Cummins (2006), para defender sua teoria, rebate as criticas de Mayer e Wells (1996) de que não seja possível se transferir elementos linguísticos entre línguas de modalidades distintas. Segundo o autor, o conhecimento conceitual é tão relevante para o desenvolvimento da alfabetização de uma língua oral como o conhecimento linguístico. O autor cita os resultados das pesquisas que demonstram a relação positiva entre a proficiência na ASL (L1) e as habilidades de leitura e escrita na LI (L2), principalmente os surdos filhos de pais surdos.

Inúmeros estudos (STRONG; PRINZ 1997, PADDEN; RAMSEY, 1998, 2000, WILBUR, 2000, HOFFMEISTER, 2000) realizados há mais de uma década nos EUA com a ASL indicam que todo o desempenho sócio-educacional dos aprendizes surdos filhos de pais surdos, que recebem input linguístico na infância, é superior ao de surdos filhos de pais ouvintes. Esses estudos indicam o efeito positivo e facilitador do conhecimento da LS (L1) sobre a aquisição do vocabulário e as habilidades de leitura e escrita de línguas orais (L2), o que é consistente com a Hipótese da Interdependência Linguística. Tais estudos parecem indicar que a quantidade e qualidade do input linguístico que a criança surda recebe na sua LS,

seja em casa ou na escola, é um fator crucial e que pode ser transferido para a aprendizagem de uma língua de modalidade ora-auditiva (língua adicional).
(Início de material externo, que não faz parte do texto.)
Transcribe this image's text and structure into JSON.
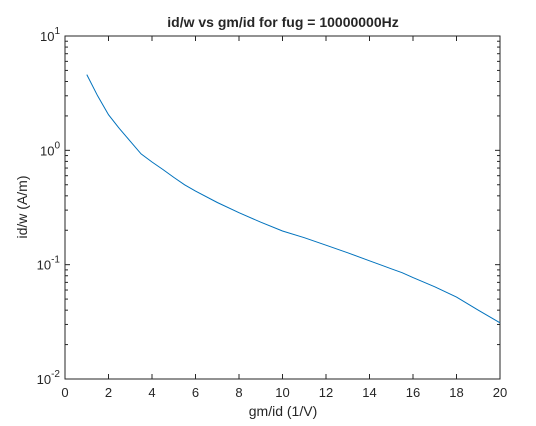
{
  "chart_data": {
    "type": "line",
    "title": "id/w vs gm/id for fug = 10000000Hz",
    "xlabel": "gm/id (1/V)",
    "ylabel": "id/w (A/m)",
    "xlim": [
      0,
      20
    ],
    "ylim": [
      0.01,
      10
    ],
    "yscale": "log",
    "grid": false,
    "line_color": "#0072bd",
    "x_ticks": [
      0,
      2,
      4,
      6,
      8,
      10,
      12,
      14,
      16,
      18,
      20
    ],
    "y_ticks": [
      {
        "value": 0.01,
        "base": "10",
        "exp": "-2"
      },
      {
        "value": 0.1,
        "base": "10",
        "exp": "-1"
      },
      {
        "value": 1,
        "base": "10",
        "exp": "0"
      },
      {
        "value": 10,
        "base": "10",
        "exp": "1"
      }
    ],
    "series": [
      {
        "x": [
          1.0,
          1.5,
          2.0,
          2.5,
          3.0,
          3.5,
          4.0,
          4.5,
          5.0,
          5.5,
          6.0,
          7.0,
          8.0,
          9.0,
          10.0,
          11.0,
          12.0,
          13.0,
          14.0,
          15.0,
          15.5,
          16.0,
          17.0,
          18.0,
          19.0,
          20.0
        ],
        "y": [
          4.6,
          3.0,
          2.05,
          1.55,
          1.2,
          0.93,
          0.79,
          0.68,
          0.58,
          0.5,
          0.44,
          0.35,
          0.285,
          0.235,
          0.197,
          0.172,
          0.148,
          0.127,
          0.108,
          0.092,
          0.085,
          0.077,
          0.064,
          0.052,
          0.04,
          0.031
        ]
      }
    ]
  }
}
Entretanto, pesquisadores como Chamberlain e Mayberry (2000) afirmam que, embora exista uma forte relação entre as LS e a aquisição da língua escrita (L2), ainda há lacunas em nosso conhecimento acerca dos processos exatos de aquisição da língua escrita por surdos. Segundo as autoras, talvez não haja uma relação causal entre o conhecimento da ASL e a habilidade de leitura mas, em vez disso, um efeito facilitador no conhecimento das LS sobre a aquisição de uma língua escrita. Logo, são necessárias mais pesquisas que se dediquem a investigar a relação entre as LSs e a forma escrita das línguas orais. De qualquer maneira, e ainda que os estudos mencionados aqui se restrinjam ao âmbito de aquisição de L2, os resultados dessas investigações se mostram bastante relevantes para esta pesquisa, uma vez que processos semelhantes de transferência podem ocorrer entre a L1 (LIBRAS) e a L3 (LI).

É relevante mencionar que a transferência interlinguística está relacionada ao modelo proposto por Grosjean (1982, 2006), segundo o qual a quantidade de transferência lexical de uma língua a outra depende do “language mode” no qual se encontra o indivíduo. Esse modelo, como já definido, consiste no estado de ativação das línguas de um bi/multilíngue em um determinado momento. No “modo monolíngue”, uma das línguas (guest language) está em baixa ativação o que impede a ocorrência do code-switching ou empréstimos lexicais. Porém, no “modo bilíngue”, ela encontra-se quase tão ativa como a língua base, o que pode causar frequentes ocorrências de code-switching e empréstimos lexicais. A seção seguinte é destinada a apresentar os resultados de algumas pesquisas que investigam o processamento lexical em bi/multilíngues ouvintes, e na sequência será tratado o mesmo tema envolvendo sujeitos CODAS e surdos.